Given this political backdrop, the alternatives Macron made in his retirement proposal could show dangerous. To fill the deficits brought on by there being fewer workers for every retiree in coming a long time, he needs everybody to work longer. It’s a burden that weighs extra closely on individuals who begin work at a youthful age and people with bodily difficult jobs.
He additionally set out crimson traces: corporations wouldn’t be requested to pay increased taxes, nor would present retirees, even the wealthier ones, be requested to contribute.
The left objected and promptly recognized supposed alternate options, whereas additionally calling for the retirement age to be introduced again all the way down to 60. Oxfam declared that each one it could take was a 2 per cent tax on France’s billionaires to plug the €12bn annual pension deficit anticipated by 2027. One leftist lawmaker tweeted that French start-ups had raised €13.5bn in 2022 so why not look there, whereas Mélenchon’s get together in contrast the pensions deficit to the €80bn in dividends paid by corporations in France’s blue-chip CAC 40 index.
These concepts make little financial sense, however they don’t have to for them to be good politics.
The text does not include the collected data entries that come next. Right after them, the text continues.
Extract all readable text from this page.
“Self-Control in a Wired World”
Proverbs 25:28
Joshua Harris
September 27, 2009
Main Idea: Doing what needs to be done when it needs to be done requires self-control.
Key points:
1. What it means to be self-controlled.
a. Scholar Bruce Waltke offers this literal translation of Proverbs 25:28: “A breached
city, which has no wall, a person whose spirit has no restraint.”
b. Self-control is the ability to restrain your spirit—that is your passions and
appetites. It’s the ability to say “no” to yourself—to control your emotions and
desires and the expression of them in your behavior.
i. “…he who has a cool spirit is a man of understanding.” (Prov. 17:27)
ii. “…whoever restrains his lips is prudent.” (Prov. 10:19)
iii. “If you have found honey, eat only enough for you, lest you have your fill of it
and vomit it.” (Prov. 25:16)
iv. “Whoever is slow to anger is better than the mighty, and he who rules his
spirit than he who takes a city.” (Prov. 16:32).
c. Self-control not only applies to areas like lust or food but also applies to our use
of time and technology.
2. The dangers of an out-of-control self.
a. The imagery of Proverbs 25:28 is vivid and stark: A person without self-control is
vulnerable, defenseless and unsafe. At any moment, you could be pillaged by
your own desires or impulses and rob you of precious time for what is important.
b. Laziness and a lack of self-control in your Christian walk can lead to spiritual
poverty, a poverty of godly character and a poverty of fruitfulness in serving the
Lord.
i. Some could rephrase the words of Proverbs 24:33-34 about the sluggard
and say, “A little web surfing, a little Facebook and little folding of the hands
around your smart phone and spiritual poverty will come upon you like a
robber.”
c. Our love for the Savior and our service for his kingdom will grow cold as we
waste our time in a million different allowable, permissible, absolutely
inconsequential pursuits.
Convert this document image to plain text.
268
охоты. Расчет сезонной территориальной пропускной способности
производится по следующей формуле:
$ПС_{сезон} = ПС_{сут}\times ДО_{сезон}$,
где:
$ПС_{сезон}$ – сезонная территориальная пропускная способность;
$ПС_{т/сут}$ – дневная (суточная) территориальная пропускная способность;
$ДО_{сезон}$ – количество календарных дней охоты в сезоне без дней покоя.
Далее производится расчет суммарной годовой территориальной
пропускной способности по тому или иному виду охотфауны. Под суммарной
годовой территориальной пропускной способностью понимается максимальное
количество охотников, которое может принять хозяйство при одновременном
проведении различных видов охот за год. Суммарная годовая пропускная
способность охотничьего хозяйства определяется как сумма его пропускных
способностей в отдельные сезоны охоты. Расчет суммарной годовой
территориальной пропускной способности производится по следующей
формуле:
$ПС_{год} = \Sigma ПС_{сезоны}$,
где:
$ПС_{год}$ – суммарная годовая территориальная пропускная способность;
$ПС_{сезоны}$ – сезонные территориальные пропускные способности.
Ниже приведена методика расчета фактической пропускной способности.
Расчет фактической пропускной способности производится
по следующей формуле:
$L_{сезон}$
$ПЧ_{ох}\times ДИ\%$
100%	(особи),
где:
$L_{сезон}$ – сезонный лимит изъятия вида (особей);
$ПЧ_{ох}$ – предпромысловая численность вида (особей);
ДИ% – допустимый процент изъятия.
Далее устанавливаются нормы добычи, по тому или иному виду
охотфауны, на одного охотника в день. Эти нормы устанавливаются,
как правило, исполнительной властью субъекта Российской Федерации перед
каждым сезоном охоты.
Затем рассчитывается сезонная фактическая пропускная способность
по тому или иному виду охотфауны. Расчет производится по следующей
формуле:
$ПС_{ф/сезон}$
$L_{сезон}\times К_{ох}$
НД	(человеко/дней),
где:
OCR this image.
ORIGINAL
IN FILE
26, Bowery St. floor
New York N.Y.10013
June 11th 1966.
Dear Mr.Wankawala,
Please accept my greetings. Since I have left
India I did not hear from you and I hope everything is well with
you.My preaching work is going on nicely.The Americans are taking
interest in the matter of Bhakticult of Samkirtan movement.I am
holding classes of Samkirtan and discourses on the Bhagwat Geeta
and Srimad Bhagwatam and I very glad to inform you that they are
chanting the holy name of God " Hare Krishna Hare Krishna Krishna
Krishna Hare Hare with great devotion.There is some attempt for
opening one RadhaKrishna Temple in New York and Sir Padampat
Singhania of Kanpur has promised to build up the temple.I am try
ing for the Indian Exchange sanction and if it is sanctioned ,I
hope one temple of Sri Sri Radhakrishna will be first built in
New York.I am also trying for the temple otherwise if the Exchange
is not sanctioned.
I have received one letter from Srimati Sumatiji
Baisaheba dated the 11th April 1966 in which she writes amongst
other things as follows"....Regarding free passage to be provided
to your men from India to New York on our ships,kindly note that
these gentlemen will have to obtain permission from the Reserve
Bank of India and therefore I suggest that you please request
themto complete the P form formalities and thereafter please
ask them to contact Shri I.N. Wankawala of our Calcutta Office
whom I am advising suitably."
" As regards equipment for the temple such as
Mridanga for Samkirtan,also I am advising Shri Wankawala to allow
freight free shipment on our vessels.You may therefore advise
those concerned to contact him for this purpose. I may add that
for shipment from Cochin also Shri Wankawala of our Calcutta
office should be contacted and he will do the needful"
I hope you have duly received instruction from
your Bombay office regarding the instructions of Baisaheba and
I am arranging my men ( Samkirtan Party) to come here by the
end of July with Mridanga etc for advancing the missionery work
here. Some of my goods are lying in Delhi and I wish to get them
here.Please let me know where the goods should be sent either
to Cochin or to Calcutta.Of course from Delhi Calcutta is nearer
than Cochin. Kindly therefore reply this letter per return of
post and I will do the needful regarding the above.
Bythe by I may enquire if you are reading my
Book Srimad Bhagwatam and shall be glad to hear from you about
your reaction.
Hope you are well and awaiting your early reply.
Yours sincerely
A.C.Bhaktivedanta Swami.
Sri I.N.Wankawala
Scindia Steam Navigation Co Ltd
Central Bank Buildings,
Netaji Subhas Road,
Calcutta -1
Polls present nearly three-quarters of French oppose elevating the retirement age.
Ruffin, a former journalist who rose to fame by making a muckraking documentary about Bernard Arnault, way back realised the facility of personalising the confrontation between capital and labour. “Bernard Arnault doesn’t have 400,000 instances extra advantage than the employees stitching purses on his manufacturing traces,” he mentioned.
Arnault hit again on Thursday as he unveiled LVMH’s record annual profits, arguing that group had employed 15,000 folks in France final yr and paid €4.5bn in taxes and social fees in its dwelling market.
None of that may cease Ruffin. “We’ve to capitalise on this second,” he mentioned.